The clarity I received about the burning barn, is that it does not matter how strong you are; in moments of terror and uncertainty you cannot survive unscathed unless there is someone who loves you enough to speak gently and help you through the fire. Someone who will show you a way past the brutality of your circumstances, leading you through the flames that you have been given no reason to believe won’t reduce you to ashes while a crowd stands by and watches you burn. You also cannot be yanked along, hauled toward the flames and then left to your own devices when the heat drives you back the to the familiar safety of your stall.
I was that horse, and in many ways, because of Complex-PTSD (C-PTSD), I was trapped in a fire – terrified and alone. PTSD is not about what might happen to you. It is about what DID happen, and feeling over and over, the trauma of the events.
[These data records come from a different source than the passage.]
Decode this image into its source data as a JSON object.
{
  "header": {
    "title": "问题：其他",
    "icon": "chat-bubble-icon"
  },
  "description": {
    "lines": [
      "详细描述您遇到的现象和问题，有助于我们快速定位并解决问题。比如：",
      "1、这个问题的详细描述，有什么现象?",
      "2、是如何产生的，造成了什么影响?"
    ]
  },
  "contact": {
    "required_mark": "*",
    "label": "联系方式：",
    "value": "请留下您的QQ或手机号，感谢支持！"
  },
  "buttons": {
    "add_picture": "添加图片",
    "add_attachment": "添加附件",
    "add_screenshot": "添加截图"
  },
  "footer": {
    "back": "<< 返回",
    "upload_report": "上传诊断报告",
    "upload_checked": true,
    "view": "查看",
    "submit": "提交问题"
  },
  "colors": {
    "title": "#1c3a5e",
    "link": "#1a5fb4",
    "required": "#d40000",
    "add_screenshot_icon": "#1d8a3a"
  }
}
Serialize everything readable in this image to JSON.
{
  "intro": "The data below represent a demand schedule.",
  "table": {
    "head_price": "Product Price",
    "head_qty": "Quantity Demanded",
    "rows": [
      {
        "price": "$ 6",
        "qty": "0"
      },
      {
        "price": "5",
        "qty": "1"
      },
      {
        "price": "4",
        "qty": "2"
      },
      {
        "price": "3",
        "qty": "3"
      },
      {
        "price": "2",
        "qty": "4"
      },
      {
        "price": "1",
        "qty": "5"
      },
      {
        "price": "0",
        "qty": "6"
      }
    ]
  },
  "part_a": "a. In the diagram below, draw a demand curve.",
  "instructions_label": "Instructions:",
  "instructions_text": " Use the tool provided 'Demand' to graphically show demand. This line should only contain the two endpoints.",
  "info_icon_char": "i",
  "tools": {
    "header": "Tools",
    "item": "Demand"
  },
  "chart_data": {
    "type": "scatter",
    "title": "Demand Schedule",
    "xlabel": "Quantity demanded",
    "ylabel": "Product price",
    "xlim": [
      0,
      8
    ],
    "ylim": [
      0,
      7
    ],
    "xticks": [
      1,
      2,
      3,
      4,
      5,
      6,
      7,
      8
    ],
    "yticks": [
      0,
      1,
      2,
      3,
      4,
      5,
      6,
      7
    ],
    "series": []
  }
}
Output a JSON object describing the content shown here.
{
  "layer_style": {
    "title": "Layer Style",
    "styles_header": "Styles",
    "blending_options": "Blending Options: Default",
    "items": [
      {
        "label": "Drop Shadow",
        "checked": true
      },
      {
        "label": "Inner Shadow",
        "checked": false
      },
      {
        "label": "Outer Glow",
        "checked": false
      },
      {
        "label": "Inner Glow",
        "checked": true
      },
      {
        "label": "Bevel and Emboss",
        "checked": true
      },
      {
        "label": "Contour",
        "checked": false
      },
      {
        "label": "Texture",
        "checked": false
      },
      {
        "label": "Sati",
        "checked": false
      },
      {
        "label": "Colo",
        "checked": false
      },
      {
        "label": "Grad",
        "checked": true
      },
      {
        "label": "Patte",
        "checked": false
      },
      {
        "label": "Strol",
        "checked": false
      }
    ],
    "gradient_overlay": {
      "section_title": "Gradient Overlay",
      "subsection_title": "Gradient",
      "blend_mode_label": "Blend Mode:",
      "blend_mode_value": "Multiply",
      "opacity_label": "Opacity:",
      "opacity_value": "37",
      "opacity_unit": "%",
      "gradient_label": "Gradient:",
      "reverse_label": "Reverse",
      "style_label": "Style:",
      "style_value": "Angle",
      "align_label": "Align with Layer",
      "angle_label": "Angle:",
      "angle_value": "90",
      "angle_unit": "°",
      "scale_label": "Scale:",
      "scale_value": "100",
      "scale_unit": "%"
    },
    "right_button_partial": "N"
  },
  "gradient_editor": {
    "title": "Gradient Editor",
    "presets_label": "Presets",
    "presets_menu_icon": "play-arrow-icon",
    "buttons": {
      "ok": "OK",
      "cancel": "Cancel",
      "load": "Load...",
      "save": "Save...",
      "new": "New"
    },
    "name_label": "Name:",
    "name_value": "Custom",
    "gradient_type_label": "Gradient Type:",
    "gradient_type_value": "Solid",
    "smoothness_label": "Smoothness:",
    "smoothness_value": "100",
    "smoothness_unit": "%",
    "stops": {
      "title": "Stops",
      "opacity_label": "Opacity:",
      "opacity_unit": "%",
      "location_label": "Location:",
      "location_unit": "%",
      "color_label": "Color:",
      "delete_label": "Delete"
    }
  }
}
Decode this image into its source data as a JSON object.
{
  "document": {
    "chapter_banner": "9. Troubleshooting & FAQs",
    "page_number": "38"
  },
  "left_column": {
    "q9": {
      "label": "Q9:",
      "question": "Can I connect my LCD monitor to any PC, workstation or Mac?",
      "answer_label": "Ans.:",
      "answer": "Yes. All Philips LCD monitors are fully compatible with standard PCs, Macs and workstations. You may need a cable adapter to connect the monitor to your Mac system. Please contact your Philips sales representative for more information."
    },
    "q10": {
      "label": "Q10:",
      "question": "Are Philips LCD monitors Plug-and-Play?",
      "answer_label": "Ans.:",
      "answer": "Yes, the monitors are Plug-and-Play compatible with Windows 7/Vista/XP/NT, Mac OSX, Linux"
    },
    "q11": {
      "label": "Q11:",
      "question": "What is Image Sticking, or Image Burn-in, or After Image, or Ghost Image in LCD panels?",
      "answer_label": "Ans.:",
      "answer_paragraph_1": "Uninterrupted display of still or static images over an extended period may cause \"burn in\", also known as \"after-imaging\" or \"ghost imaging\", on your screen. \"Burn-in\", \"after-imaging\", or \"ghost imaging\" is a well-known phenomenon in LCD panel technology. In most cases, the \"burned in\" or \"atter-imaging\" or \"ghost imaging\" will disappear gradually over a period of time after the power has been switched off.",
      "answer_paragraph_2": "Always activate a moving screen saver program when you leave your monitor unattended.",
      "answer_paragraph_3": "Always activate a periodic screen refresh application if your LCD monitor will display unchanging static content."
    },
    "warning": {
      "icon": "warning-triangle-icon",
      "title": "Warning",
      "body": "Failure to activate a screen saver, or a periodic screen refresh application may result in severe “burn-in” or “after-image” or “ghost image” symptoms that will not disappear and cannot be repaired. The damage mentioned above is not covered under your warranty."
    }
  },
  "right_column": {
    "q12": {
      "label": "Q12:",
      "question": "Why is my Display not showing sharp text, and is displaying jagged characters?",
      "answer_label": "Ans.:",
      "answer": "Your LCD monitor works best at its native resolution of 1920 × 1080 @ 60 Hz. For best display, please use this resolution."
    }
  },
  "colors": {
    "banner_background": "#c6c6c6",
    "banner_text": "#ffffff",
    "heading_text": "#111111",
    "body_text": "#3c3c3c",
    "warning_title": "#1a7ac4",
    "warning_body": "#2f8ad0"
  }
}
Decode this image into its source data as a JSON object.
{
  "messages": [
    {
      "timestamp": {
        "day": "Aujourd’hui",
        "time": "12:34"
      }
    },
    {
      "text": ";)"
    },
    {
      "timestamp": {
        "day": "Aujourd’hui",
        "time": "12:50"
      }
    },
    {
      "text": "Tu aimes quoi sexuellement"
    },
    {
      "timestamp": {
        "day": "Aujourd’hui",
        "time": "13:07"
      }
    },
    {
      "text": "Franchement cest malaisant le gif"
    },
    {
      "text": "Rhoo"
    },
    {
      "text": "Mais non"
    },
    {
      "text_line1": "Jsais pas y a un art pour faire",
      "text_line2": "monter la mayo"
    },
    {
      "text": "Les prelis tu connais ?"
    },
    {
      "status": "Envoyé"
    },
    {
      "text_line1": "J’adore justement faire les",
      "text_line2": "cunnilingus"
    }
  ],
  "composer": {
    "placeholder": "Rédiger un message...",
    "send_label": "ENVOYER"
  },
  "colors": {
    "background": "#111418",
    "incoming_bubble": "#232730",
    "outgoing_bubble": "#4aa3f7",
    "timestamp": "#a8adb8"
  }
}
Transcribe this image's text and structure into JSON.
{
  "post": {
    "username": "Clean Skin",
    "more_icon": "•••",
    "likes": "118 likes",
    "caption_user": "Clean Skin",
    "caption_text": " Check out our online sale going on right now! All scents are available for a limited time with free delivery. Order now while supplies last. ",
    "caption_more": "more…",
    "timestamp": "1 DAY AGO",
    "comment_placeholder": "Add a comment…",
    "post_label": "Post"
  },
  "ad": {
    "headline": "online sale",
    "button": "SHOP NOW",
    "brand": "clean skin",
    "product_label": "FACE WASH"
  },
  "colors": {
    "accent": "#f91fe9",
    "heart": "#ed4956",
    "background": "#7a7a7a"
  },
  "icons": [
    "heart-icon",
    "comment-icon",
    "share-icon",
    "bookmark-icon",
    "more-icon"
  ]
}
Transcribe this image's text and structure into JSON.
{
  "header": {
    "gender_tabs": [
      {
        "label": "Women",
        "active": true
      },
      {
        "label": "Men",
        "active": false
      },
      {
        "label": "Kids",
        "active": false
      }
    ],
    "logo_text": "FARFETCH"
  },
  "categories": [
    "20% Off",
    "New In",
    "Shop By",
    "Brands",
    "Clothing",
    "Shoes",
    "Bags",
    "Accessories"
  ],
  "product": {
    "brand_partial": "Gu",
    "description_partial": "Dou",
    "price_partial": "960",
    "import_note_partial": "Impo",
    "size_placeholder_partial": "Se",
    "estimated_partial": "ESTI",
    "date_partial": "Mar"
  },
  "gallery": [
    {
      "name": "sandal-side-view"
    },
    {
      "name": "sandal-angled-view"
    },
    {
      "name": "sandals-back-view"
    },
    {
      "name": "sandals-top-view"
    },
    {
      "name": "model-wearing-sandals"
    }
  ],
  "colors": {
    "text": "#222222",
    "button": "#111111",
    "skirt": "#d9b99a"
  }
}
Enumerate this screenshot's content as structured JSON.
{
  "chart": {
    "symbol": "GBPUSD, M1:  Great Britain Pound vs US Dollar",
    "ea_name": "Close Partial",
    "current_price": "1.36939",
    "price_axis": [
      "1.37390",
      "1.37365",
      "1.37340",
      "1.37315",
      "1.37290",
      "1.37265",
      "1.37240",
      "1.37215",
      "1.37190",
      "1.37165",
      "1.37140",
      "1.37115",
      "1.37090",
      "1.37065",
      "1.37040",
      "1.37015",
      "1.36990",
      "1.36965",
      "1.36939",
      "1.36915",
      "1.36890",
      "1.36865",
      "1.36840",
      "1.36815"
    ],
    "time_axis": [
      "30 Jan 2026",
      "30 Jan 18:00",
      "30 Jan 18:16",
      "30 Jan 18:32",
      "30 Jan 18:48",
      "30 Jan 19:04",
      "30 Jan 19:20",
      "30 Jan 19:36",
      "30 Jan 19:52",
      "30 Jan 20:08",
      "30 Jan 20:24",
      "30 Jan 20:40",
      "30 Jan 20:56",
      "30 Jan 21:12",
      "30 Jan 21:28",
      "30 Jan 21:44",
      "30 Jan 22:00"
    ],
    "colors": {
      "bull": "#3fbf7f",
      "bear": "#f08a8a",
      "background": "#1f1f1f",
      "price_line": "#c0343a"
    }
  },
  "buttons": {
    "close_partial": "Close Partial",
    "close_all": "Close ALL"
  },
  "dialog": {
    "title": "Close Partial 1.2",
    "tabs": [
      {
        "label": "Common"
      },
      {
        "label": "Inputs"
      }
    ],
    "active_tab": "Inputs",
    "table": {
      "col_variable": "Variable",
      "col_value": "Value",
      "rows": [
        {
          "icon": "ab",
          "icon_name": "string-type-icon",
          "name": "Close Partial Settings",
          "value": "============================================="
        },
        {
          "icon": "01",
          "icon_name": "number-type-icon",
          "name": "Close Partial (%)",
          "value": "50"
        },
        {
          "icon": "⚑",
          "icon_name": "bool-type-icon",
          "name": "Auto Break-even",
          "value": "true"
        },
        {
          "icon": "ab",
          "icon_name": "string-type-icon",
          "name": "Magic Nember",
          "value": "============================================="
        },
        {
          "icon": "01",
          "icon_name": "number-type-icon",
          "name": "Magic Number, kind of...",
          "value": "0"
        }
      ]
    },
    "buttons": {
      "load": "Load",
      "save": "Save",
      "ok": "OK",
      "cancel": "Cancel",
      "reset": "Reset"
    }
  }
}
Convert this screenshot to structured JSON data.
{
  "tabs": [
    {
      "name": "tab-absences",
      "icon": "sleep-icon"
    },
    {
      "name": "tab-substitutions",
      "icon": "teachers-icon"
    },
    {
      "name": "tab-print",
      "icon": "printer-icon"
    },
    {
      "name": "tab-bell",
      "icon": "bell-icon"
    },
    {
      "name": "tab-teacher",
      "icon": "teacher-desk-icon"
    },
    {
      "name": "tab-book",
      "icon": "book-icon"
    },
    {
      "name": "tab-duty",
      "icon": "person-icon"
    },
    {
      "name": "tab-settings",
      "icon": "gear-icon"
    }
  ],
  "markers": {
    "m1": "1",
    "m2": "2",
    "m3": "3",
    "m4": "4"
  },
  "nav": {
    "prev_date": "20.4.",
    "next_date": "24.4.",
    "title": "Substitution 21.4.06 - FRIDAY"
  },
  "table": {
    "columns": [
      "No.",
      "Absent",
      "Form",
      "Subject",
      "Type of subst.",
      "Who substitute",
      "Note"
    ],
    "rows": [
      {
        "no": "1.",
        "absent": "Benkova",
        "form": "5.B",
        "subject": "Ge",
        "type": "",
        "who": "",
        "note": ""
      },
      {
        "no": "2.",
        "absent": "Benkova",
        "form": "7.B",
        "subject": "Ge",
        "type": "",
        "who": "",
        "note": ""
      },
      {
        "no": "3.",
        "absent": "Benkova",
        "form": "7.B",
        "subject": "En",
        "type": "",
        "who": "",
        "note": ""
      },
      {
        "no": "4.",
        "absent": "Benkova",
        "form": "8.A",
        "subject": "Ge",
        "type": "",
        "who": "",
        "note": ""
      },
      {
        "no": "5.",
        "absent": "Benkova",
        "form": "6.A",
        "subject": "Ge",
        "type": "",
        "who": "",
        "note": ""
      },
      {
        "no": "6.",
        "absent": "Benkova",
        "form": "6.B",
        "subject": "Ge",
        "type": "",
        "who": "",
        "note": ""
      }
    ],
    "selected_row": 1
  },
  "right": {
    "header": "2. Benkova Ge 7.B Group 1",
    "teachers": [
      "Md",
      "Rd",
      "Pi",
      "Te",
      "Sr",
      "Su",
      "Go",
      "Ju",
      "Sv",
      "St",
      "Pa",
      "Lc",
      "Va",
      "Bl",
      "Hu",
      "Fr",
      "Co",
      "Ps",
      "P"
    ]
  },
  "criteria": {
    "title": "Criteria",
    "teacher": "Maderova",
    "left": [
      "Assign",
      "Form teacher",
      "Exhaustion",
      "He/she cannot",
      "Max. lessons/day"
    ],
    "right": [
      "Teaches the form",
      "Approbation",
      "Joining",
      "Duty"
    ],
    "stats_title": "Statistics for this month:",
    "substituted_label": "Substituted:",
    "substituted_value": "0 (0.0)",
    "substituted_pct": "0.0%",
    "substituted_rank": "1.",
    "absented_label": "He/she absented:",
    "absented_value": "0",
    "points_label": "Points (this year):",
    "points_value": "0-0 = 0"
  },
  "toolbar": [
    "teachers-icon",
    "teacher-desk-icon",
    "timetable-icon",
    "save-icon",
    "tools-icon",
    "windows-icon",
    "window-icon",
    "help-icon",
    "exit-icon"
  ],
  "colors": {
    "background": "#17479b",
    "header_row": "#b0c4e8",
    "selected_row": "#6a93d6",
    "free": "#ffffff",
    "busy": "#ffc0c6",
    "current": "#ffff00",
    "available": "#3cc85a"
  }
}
With C-PTSD, the trauma is an accumulation of many events that happened over an extended period, each one reinforcing the message from each event that preceded it. I learned from actual events not to trust, that my fear of being burned did not matter, and that I had to get myself out of my own fire alone, but I am also UN-learning as well.
One more time for emphasis: I am UN-learning as well. The pivotal moment was just a week ago, in just two hours with one of the most brilliant, compassionate women I have ever been blessed to have come to know. Michelle was to me, what Joe was to Beauty – walking with me, showing me the way through the wall of flames that had been keeping me paralysed for as long as I could remember.
I am safe now, and the fire doesn’t seem as scary anymore, although it is still giving off heat and smoke. It is time to completely extinguish the flames and allow myself to remember the happy times spent in the barn before the fire, and look toward a future with more happy times, however they manifest.
So, here I am, one day before my forty-seventh birthday. I have pulled my tattered copy of Black Beauty from storage and it is back on my nightstand the way it was almost four decades ago. With the wonder and innocence of the seven-year-old version of me, I will once again immerse myself in this incredible story about compassion and perseverance and forgiveness.